Il "7 Seconds Or Less" Di Mike D'Antoni: Gioco Offensivo e Tiri Da 3

I Golden State Warriors, la squadra di Steve Kerr, è l’estremizzazione dello "Small Ball": nessun “5” puro ma tutti esterni, tiratori, passatori, velocisti, poi movimento continuo di uomini e palla, tagli e penetrazioni per creare superiorità numerica, scarichi per tirare da 3 come se piovesse.
Posizioni e ruoli flessibili quindi intercambiabili.

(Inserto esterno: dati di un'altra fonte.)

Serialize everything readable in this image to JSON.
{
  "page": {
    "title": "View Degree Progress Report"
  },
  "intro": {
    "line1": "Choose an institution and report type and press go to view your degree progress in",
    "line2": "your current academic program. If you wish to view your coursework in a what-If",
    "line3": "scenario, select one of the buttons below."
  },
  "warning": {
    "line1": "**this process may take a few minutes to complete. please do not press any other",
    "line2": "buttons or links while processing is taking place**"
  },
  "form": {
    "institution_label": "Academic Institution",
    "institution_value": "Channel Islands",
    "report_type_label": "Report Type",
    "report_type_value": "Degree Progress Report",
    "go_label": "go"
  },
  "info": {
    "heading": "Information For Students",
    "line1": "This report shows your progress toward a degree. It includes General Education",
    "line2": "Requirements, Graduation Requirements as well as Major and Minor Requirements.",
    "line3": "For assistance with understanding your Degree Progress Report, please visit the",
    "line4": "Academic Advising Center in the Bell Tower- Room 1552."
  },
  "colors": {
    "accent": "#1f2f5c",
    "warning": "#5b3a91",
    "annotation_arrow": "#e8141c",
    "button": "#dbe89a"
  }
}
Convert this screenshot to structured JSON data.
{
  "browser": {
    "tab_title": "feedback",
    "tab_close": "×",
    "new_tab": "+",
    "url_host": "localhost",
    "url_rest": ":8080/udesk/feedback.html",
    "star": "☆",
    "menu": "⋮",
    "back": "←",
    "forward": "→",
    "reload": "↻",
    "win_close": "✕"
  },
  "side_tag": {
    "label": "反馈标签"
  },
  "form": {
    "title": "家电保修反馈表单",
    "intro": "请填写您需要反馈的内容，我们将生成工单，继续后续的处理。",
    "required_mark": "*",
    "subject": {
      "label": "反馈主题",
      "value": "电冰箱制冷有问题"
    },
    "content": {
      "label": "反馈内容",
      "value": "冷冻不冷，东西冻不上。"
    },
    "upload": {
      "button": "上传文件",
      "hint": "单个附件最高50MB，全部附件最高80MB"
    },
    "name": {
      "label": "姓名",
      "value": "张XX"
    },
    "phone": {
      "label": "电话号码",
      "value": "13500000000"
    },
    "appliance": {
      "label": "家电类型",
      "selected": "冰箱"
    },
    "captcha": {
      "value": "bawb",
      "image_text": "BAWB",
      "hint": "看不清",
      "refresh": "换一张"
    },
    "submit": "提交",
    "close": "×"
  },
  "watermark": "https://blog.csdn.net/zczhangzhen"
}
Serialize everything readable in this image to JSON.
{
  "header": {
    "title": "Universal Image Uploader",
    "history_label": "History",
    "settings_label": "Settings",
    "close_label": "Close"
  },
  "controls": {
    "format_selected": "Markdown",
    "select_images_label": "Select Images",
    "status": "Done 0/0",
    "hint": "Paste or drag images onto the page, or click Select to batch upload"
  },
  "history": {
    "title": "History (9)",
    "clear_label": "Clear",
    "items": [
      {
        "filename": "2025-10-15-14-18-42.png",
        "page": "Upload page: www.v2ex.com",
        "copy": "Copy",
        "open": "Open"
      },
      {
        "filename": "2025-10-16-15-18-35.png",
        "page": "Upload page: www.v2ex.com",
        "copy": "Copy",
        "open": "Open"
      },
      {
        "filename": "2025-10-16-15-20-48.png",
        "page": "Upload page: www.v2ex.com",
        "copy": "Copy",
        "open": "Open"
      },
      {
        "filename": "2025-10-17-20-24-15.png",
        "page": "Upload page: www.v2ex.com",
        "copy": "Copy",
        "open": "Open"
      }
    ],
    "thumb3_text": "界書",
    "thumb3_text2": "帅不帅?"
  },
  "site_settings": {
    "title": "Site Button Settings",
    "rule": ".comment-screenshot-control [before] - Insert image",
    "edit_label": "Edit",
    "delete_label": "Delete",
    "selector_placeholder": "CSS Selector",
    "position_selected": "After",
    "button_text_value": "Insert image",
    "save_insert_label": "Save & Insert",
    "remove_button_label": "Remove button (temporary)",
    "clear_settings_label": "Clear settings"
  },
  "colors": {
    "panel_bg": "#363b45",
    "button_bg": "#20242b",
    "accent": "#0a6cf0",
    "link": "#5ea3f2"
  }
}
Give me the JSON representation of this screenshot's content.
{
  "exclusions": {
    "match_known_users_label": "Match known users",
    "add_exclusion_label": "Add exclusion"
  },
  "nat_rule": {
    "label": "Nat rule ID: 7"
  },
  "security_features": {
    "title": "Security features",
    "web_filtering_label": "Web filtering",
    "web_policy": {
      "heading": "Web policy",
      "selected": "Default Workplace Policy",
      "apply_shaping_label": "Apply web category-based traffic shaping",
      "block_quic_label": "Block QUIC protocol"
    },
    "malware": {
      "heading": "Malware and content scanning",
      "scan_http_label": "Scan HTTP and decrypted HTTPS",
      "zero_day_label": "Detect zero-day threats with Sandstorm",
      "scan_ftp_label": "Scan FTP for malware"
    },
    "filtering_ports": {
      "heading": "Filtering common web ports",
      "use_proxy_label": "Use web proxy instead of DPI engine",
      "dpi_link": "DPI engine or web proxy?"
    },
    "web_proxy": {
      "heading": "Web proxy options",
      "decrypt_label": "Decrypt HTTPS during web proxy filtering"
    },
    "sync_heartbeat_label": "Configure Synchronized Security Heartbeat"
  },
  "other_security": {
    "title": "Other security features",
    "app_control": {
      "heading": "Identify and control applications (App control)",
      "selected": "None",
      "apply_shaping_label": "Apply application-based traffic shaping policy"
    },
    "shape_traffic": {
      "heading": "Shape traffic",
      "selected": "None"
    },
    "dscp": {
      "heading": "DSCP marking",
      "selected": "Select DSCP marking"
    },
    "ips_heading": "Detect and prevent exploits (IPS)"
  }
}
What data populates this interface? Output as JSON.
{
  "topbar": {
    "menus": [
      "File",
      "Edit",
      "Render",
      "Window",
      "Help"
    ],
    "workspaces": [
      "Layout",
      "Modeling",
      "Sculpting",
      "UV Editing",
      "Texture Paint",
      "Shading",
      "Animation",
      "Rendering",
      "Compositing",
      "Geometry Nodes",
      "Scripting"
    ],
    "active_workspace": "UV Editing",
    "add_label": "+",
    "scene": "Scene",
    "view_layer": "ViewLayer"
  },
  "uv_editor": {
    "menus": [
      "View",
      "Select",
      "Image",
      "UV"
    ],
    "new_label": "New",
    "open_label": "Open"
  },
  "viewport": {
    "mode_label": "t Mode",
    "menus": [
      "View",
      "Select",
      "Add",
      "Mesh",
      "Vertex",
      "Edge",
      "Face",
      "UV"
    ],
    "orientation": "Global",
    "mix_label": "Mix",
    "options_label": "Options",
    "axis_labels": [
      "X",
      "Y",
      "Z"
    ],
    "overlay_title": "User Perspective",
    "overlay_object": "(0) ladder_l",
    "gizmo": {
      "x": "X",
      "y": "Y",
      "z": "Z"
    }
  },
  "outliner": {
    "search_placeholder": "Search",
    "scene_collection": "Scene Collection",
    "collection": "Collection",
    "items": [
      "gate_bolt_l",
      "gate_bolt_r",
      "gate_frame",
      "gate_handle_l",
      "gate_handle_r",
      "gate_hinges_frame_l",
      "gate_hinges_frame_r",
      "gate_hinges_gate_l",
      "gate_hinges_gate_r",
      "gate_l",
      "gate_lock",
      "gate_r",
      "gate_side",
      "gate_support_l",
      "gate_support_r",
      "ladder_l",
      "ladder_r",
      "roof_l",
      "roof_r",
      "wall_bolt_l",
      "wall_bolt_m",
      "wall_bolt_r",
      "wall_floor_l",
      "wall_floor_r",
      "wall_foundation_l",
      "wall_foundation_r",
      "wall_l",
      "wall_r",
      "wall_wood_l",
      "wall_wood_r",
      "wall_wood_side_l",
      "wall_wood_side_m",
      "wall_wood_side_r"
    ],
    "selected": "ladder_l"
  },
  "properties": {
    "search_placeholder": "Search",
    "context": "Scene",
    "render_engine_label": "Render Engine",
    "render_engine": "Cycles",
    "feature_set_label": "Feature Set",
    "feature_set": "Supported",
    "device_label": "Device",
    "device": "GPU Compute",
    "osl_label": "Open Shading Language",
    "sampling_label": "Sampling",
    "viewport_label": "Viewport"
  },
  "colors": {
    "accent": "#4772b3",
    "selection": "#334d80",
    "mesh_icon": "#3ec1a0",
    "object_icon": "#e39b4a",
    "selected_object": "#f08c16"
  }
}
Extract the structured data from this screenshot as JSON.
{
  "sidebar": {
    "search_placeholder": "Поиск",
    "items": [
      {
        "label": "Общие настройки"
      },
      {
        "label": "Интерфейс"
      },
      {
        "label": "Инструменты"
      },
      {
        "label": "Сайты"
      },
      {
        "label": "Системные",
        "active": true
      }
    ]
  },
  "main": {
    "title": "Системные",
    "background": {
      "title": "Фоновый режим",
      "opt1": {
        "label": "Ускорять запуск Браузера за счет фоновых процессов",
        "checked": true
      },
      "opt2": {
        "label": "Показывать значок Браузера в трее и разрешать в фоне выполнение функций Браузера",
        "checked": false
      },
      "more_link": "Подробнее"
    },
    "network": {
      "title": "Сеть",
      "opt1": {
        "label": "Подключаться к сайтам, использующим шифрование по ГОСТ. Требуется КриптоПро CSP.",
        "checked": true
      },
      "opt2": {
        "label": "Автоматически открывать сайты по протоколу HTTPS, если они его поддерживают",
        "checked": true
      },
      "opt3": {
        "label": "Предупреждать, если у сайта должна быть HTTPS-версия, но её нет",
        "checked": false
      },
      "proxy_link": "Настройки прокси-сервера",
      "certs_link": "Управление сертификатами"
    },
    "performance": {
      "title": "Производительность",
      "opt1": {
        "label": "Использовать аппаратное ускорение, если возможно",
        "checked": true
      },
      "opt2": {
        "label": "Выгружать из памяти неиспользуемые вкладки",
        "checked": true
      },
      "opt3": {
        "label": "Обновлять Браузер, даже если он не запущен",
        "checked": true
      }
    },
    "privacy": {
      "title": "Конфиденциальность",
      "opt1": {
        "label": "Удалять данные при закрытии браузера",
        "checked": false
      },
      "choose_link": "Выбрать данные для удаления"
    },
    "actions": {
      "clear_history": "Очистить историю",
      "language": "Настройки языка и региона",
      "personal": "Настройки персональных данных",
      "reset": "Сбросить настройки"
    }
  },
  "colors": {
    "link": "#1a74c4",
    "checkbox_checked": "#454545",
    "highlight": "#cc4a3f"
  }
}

Lo stadio evolutivo odierno è passato anche dalla variazione delle regole di gioco: dai 24 secondi (1954) all’arrivo del tiro da tre nel 1979.
Agli inizi, gli allenatori lo consideravano un espediente a cui far ricorso solo in disperate situazioni di gara: allora si tentavano in media circa 3 tiri dall’arco a partita, oggi le squadre di Mike D’Antoni ne provano in media una 40ntina a partita.
Giocare in velocità non è mai stato una novità assoluta, ma è il tiro da tre che ha portato il Basket verso nuove frontiere.
Così tra gli anni ’80 e ’90 si fece strada il concetto di "Small Ball", di cui coach Don Nelson fu pioniere a Milwaukee, Golden State e Dallas.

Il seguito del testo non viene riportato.